# Low Profile Boots



## UVMboarder (Aug 6, 2015)

I am assuming you mean reduced footprint. Burton definitely has a wide variety of reduced footprint boots, and so does Ride and Saloman. Some of the higher end DC boots as well as a few high end ThirtyTwo boots have some sort of shrink tech. As far as recommendations go, it depends how stiff a boot you like and what kind of riding you're doing. As well as what boots fits your feet best.


----------



## ThunderBear (Oct 10, 2016)

UVMboarder said:


> I am assuming you mean reduced footprint. Burton definitely has a wide variety of reduced footprint boots, and so does Ride and Saloman. Some of the higher end DC boots as well as a few high end ThirtyTwo boots have some sort of shrink tech. As far as recommendations go, it depends how stiff a boot you like and what kind of riding you're doing. As well as what boots fits your feet best.


I added some info about me in my previous post to help out


----------



## Shreddr (Oct 18, 2016)

Pretty much every Burton boot will be very reduced.
Adidas i tried the Tactical and the Superstar and the Samba. All of them are just as reduced as Burton boots. The tactical even a bit better.
Ride boots and then DC are pretty good too. I researched and compared really a lot because i have 11 - 11,5 size and like to ride narrower decks on non pow days.
So if you like quicklace go for a burton boot. if you like traditional lace adidas.


----------



## freshy (Nov 18, 2009)

Seems pretty safe to say every "core" brand will have the smallest footprint possible. I'd be more concerned with finding the best fit even if it means a few extra mm of sole. Different brands will fit your foot different so the best thing to do is go to a shop and try lots of them on, or order from a place with free or cheap returns. Just don't pull a douche move where you try them on in a store and order them online to save a few bucks.


----------



## jkalhusseini (Oct 21, 2016)

Most definitely avoid Adidas, massive footprint.


----------



## a_human (Aug 31, 2016)

jkalhusseini said:


> Most definitely avoid Adidas, massive footprint.

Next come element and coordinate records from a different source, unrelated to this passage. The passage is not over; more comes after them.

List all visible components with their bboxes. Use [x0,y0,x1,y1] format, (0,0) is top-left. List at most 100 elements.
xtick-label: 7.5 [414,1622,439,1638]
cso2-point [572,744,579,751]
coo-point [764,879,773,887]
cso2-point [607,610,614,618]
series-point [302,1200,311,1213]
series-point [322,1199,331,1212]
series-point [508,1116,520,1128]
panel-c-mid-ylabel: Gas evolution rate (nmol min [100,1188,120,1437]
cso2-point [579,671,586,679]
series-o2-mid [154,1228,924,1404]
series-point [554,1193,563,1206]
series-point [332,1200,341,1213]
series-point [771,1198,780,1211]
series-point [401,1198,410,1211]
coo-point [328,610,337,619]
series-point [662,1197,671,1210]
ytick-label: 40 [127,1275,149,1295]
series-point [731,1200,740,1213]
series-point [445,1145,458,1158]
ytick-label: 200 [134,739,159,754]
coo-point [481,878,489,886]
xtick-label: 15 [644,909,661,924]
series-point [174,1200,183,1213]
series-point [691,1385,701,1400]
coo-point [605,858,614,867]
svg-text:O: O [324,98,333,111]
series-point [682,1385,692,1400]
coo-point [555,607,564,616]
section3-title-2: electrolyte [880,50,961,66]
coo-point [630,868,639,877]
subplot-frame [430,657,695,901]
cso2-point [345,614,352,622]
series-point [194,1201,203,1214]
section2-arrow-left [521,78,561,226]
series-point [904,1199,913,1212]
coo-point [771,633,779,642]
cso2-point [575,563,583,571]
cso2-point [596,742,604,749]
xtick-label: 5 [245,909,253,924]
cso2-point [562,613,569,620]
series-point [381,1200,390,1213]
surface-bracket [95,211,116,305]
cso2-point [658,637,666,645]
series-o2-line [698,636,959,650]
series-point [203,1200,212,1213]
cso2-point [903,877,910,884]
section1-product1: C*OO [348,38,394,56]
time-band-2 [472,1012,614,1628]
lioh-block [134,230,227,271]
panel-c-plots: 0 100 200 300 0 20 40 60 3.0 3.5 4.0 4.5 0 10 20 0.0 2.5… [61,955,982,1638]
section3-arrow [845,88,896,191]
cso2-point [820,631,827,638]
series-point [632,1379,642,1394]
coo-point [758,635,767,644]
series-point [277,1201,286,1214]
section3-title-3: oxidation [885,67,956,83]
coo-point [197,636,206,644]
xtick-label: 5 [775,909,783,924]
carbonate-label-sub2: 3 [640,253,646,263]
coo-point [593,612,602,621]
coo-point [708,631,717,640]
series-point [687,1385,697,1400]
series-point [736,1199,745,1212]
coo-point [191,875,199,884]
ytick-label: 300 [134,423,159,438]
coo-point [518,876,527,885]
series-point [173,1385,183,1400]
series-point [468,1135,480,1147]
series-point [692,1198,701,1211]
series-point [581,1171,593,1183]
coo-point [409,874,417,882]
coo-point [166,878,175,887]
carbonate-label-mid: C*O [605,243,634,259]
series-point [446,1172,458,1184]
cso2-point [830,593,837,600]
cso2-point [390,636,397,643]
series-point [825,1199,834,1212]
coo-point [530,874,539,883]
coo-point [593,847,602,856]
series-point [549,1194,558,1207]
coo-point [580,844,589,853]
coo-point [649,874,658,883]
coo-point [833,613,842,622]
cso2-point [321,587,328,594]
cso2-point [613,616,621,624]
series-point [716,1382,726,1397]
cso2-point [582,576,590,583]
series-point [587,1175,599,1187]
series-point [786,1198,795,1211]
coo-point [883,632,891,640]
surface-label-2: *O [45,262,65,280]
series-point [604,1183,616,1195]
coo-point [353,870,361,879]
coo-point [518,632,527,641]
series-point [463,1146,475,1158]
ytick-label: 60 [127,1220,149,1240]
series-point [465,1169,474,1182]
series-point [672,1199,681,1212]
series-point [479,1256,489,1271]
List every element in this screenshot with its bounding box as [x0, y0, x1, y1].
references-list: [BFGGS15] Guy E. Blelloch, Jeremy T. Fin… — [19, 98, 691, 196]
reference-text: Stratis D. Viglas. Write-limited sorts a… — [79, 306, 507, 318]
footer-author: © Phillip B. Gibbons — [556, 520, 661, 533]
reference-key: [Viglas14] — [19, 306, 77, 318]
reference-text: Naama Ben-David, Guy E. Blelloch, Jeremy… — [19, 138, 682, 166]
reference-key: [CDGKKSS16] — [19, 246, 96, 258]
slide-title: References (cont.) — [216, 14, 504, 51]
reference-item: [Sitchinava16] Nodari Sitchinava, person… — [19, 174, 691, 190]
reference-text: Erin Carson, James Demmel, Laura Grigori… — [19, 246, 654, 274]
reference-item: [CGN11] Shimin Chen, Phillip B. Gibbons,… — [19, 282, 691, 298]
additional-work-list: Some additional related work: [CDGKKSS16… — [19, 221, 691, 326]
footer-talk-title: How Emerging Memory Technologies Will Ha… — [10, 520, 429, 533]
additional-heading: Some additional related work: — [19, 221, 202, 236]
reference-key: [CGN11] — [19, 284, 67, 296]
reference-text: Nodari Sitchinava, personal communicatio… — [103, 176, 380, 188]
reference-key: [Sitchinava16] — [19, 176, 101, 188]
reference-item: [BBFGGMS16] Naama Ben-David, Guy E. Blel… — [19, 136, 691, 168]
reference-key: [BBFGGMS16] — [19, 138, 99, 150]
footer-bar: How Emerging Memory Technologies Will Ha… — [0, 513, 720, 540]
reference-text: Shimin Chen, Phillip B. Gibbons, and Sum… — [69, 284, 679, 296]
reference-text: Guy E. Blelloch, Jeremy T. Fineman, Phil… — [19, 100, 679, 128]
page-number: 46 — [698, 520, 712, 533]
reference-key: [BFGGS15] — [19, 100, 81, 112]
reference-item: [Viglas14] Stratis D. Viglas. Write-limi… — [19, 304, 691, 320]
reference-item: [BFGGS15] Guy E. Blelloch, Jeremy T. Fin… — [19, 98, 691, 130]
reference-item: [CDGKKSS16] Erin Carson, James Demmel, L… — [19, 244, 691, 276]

Same story for Vans. At least the ones I had (Hi Standard). I had to chop out a bunch of rubber around the edge of the soles just so they would fit in my L/XL Unions


----------



## Shreddr (Oct 18, 2016)

jkalhusseini said:


> Most definitely avoid Adidas, massive footprint.


Just not true. I measured them as precise as i could. The Tactical is just as good if not better than the Burton ruler wide.
Maybe in widh the footprint is large but thats not relevant for toe or heeldrag. see screenshot (black = ruler brown = tactical)


----------



## jkalhusseini (Oct 21, 2016)

Shreddr said:


> Just not true. I measured them as precise as i could. The Tactical is just as good if not better than the Burton ruler wide.
> Maybe in widh the footprint is large but thats not relevant for toe or heeldrag. see screenshot (black = ruler brown = tactical)


I just have experience with the 2014 Sambas. Ordered the Tacticals, very hyped to see how they improved. How do you like them?


----------



## Elektropow (Mar 6, 2014)

Smallest ones I've had are the Salomon F4.0's. A good mid flexing boot, maybe too stiff for you though. 

Compared to my Burtons, which are nice, they're enough smaller that I need to re-adjust some of my bindings heel-toe wise.


----------



## joebloggs13 (Feb 28, 2013)

Another vote for Burton. Great reduced footprint tech. I currently ride with the Ion Redwings, which are on the stiffer side.


----------



## Shreddr (Oct 18, 2016)

jkalhusseini said:


> I just have experience with the 2014 Sambas. Ordered the Tacticals, very hyped to see how they improved. How do you like them?


I have to say i really love em! Supportive comfy great heelhold very reduced footprint.
Only downside to me is traditional lace. (i prefer speedlace) but its ok.
They look very bulky from the outside but if you measure them (wich i did against the ruler wide) you´ll see that they are just as good if not better lenghtwise.
I have 30+ on them now and they seem to be well built. But if you have narrow feet it might be the wrong boot for you because they have a roomsy toebox.


----------



## eelpout (Mar 1, 2009)

Speaking of low-profile and Salomon, did they "boot" the F-Series for this season? No more fused-linings for them?


----------



## Coleguild (Jan 29, 2017)

I've ridden older f series boots and loved them.. seemed pretty low profile even for today's standards I would give them a shot if you found a pair


----------